Virtualization Technology News and Information
oak9 Releases Tython, First Open-Source Security as Code Framework and SDK
Development teams leverage Infrastructure as Code (IaC) automation to make fast and frequent changes to their cloud native architectures. The only way for security teams to keep pace with rapidly evolving software development is to embrace automation and codify security.

Now, there's a framework that makes Security as Code (SaC) available to everyone.

oak9 has released Tython, the first and only open-source SaC framework and software development kit (SDK) with a bring-your-own-language model to eliminate the challenges of existing tools and scale cloud security. Tython allows security teams to build custom security reference architectures and design patterns as code.

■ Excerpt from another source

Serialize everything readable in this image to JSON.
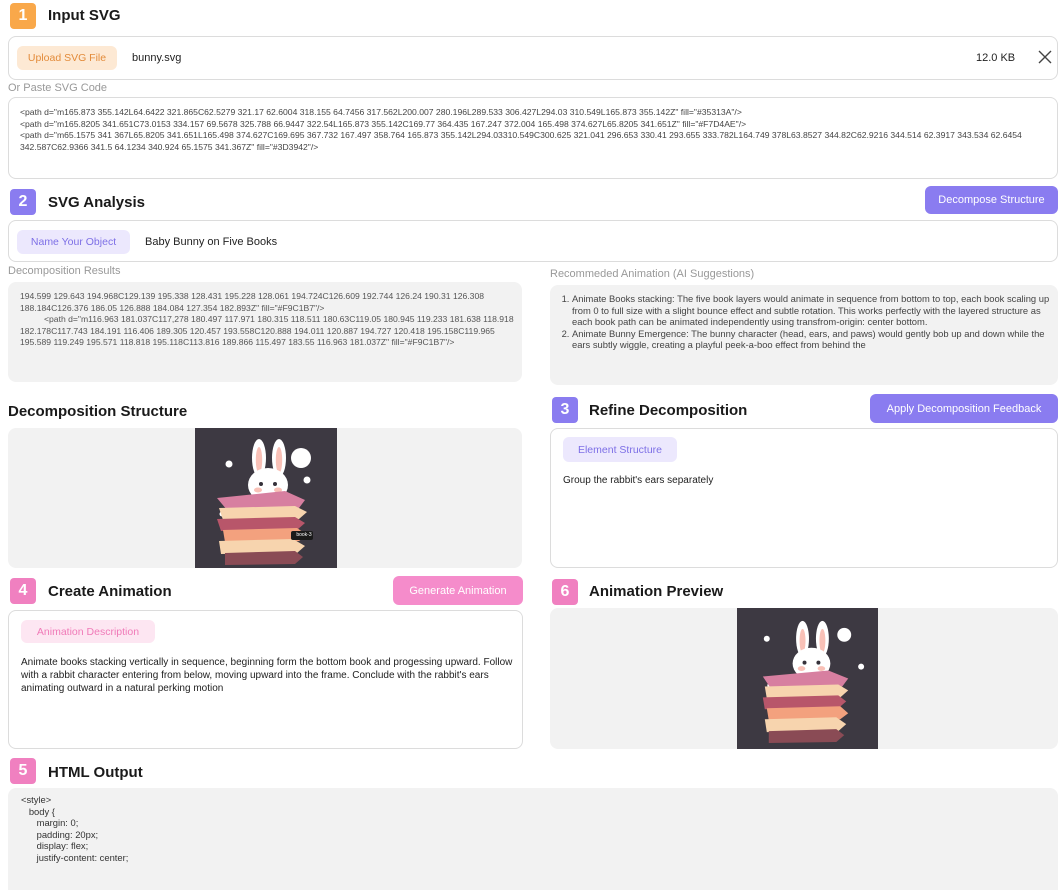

oak9's security architecture team has been using Tython internally for years to codify industry reference architectures from organizations like Cloud Security Alliance, NIST, AWS, Azure, GCP, OWASP, and more. The team recognized the importance of opening this framework to the larger community.

"Almost every security architecture practice we speak with wants to build reference architectures, but they just don't have the time," said Aakash Shah, Chief Technology Officer and Co-Founder at oak9. "Tython gives the community a way to collaborate in building security best practices and the ability to easily implement the policies they need in whichever programming languages they choose, so they can effortlessly scale within their organization."

Tython revolutionizes how security and development teams operate and collaborate - it democratizes security for developers, enables development and security to operate autonomously, and creates shared responsibility around security.

Within minutes, users can clone the Tython repository from Github, and build and test their security blueprints. With the power of the oak9 platform, Tython not only identifies security design gaps, but also fixes them, regardless of the IaC language and cloud service provider (CSP) the developer chooses to use.

"Tython goes well beyond configuration management approaches of existing policy-as-code languages and helps security holistically assess the entire cloud architecture," continued Shah. "Security, compliance, and governance guardrails defined in Tython are enforced across the entire software development lifecycle - from design to post-deployment - automatically, giving developers real-time feedback for any change they make."